Stock transfers from councils to private sector landlords are likely to be replaced by the PFI as the government's preferred method of managing and refurbishing social housing projects.
Jeff Zitron is a director of public sector consultant HACAS, a research fellow at Henley Management College and a specialist in stock transfer. He is undertaking a study of the transfers, and one of his interim results is that the government is likely give them a secondary role in future.

He said: "Government thinking on the PFI is positive because of difficulties with stock transfers – there is a strong possibility that government will have to shift towards the PFI."

Both stock transfers and PFI housing have been plagued with problems. Earlier this year, council tenants in Birmingham voted against the handover of 85,000 homes to registered social landlords. And no PFI housing scheme has been agreed so far, even though pilot schemes were launched nearly four years ago.

Zitron said: "In some ways, the PFI is less controversial because it allows councils to retain the freehold of the assets.
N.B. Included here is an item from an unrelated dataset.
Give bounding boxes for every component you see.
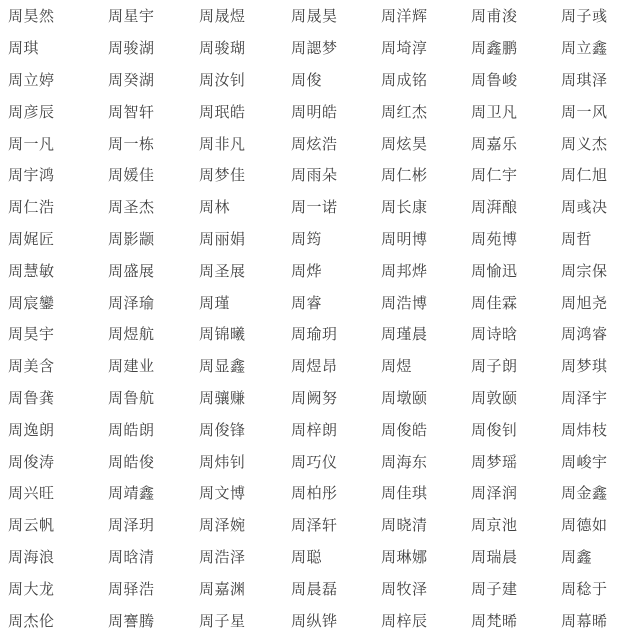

PFI is especially beneficial where it is linked to regeneration projects."

The government is now looking at ways of speeding up PFI schemes, and has appointed PPP adviser Partnerships UK to help out.

The PFI is less controversial than stock transfer because councils retain the freehold of the assets

Jeff Zitron, stock transfer specialist

The second wave of PFI housing projects is expected to reach financial close more quickly than the first schemes.

A source close to deputy prime minister John Prescott confirmed that stock transfers were losing favour. "Post-Birmingham, the government is looking again at other ideas, including arm's length management organisations."

The ALMO system – the third key option for social housing management – involves the establishment of a not-for-profit organisation that is independently responsible for managing stock. Ownership of the housing is retained by the council.